- Theresa May’s push towards a softer Brexit should boost the pound significantly.
- Markets are enamored by the softest Brexit possible, so her Chequers agreement and the subsequent white paper on Brexit are traders’ ears.
- A likely interest rate hike from the Bank of England should also provide support for the pound.
- Some analysts now forecast that the pound could rise as high as 1.41 against the dollar by the end of the year, an increase of close to 7% from its current level.
LONDON — Theresa May this week made it as clear possible that she wants Britain to pursue a soft Brexit, keeping the country tied closely to the European Union, while remaining outside its formal boundaries.
The prime minister’s Brexit agreement at Chequers — which triggered the resignations of Brexit Secretary David Davis and Foreign Secretary Boris Johnson — and the subsequent white paper on her Brexit position cemented, for the first time since June 23 2016, a coherent plan for leaving the EU.
Politically, May’s move towards a softer Brexit is unpalatable for many within the Conservative Party, but the proposals are a breath of fresh air for investors after more than two years of near-total uncertainty about the future shape of Britain’s relationship with the EU.
As such, this week marked the start of a completely new phase for the British pound, one that could see a significant appreciation in its value going forward.
It isn’t just greater certainty over the shape of Brexit that could drive the pound higher. The rising likelihood of an interest rate hike from the Bank of England at its next meeting in August is also set to boost the previously downtrodden pound.
Some analysts now forecast that the pound could rise as high as 1.41 against the dollar by the end of the year, an increase of close to 7% from its current level.Deutsche Bank, which made that forecast, backs a combination of “the movement toward a soft Brexit from May, the lack of effective challenge from the Brexiteers and a Bank of England hike in August,” according to a report from Bloomberg this week.
This view is one shared by Sharmin Mossavar-Rahmani, the CIO of Goldman Sachs’ investment management division, who in June said: “There is a 10% appreciation potential there,” when discussing the pound.
Markets have been unequivocal in their belief that a soft Brexit is the best option for the UK, with the pound generally appreciating on developments that suggest a softer deal, and tumbling on signs of a harder deal.
That was evident in the early 2018 performance of sterling, which between January and April climbed around $0.10 to over $1.40, confounding all expectations of analysts.
While it remains to be seen whether or not sterling will appreciate sharply over the final five and a half months of 2018, if it follows the precedents set since June 2016, it seems highly likely, especially given it is now almost guaranteed — in the view of the markets at least — that the Bank of England will hike interest rates in August.

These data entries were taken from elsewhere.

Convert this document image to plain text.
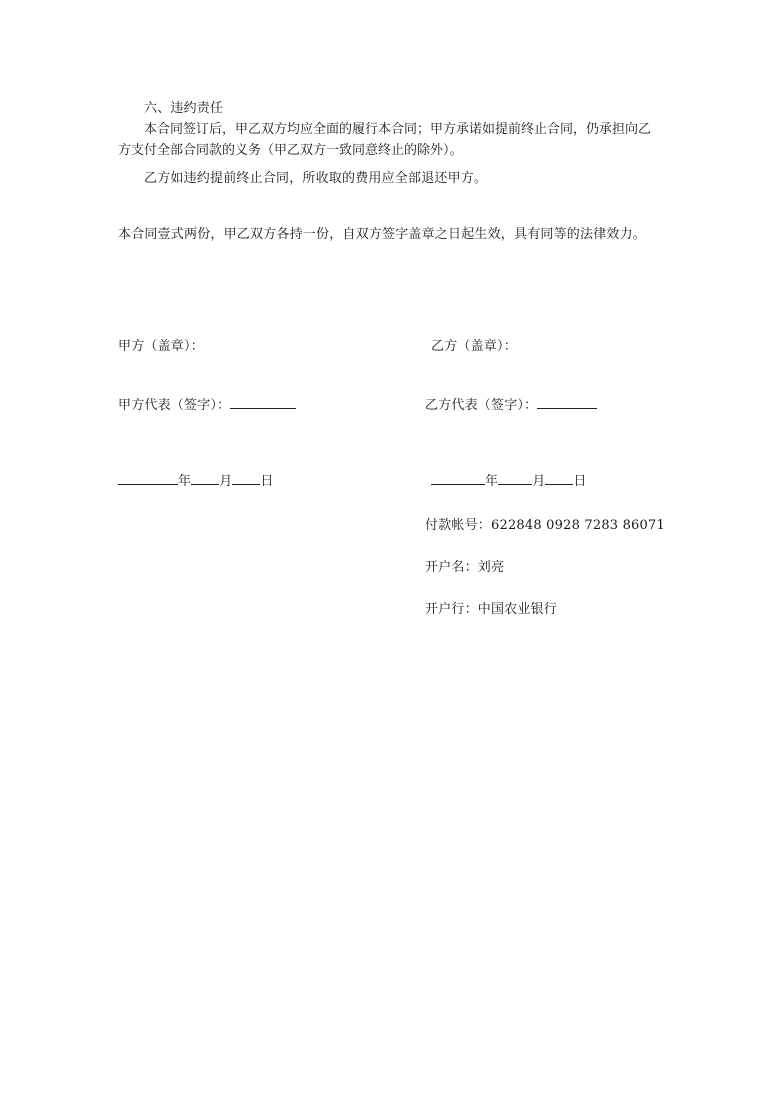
六、违约责任
本合同签订后，甲乙双方均应全面的履行本合同；甲方承诺如提前终止合同，仍承担向乙方支付全部合同款的义务（甲乙双方一致同意终止的除外）。
乙方如违约提前终止合同，所收取的费用应全部退还甲方。
本合同壹式两份，甲乙双方各持一份，自双方签字盖章之日起生效，具有同等的法律效力。
甲方（盖章）：
甲方代表（签字）：
年 月 日
乙方（盖章）：
乙方代表（签字）：
年	月 日
付款帐号：622848 0928 7283 86071
开户名：刘亮
开户行：中国农业银行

Economic data, the key driver of whether or not the bank will bump rates from 0.5% to 0.75% in August, has been fairly solid in the last couple of months, with the latest GDP figures showing the economy growing 0.3% in May.
Things are likely to get a boost from England’s stunning run in the World Cup, which early signs suggest has pushed up retail sales.
“As such, the economic news is supporting the idea of an August interest rate rise from the Bank of England,” ING economist James Knightley noted in a recent blog.
Nothing is certain with the pound — as the last two roller coaster years have shown — but if things go as expected, don’t be surprised to see a much higher currency in the next few months.